YouTube has given additional privileges to 200 “super flaggers” that are able to apply for up to 20 videos to be removed at any one time with government sources among those able to suggest videos are taken down.
Google will let trusted flaggers identify videos that are considered “extremist” or if they flout YouTube’s rules on offensive content and it’s understood that just less than 10 are from government agencies or non-governmental organisations such as anti-hate or child-safety groups, according to a person familiar with the program.
The Wall Street Journal adds that Google will have the final say on the removal of a video and has hit out at claims that the governmental agencies are able to remove any YouTube content without Google’s prior approval.
“Any suggestion that a government or any other group can use these flagging tools to remove YouTube content themselves is wrong,” a Google spokesman said.

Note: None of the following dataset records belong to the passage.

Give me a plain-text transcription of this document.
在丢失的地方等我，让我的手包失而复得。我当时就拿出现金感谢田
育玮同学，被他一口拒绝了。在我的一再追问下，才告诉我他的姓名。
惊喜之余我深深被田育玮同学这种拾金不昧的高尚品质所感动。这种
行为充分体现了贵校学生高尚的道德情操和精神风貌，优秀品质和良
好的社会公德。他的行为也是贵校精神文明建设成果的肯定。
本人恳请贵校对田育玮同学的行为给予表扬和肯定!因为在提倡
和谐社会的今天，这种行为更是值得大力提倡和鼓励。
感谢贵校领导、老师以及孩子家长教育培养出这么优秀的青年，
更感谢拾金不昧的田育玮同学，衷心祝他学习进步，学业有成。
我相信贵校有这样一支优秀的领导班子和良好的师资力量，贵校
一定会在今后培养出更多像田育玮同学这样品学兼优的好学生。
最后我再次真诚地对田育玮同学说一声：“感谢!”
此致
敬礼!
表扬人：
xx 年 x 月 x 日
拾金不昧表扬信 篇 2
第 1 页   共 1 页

Google’s current guidelines on offensive content prohibit videos that incite violence or those that contain animal abuse, drug abuse, underage drinking, bomb making and various other inflammatory topics.
The same source stated that over 90 per cent of the videos identified by the super flaggers are eventually removed from the site for breaching guidelines or are flagged as being inappropriate for a younger audience. This percentage is noticeably higher than regular users that flag up content on the odd occasion.
The UK counter terrorism unit put no pressure on Google to start the programme, stated the person familiar with the plans, and that agency instead showed an interest in YouTube’s guidelines and spotted videos that violated them.
The Metropolitan Police has already been using its “super flagger” authority to see videos reviewed and then removed if they are considered “extremist”, and more government agencies could try to fight terrorism in this manner in future.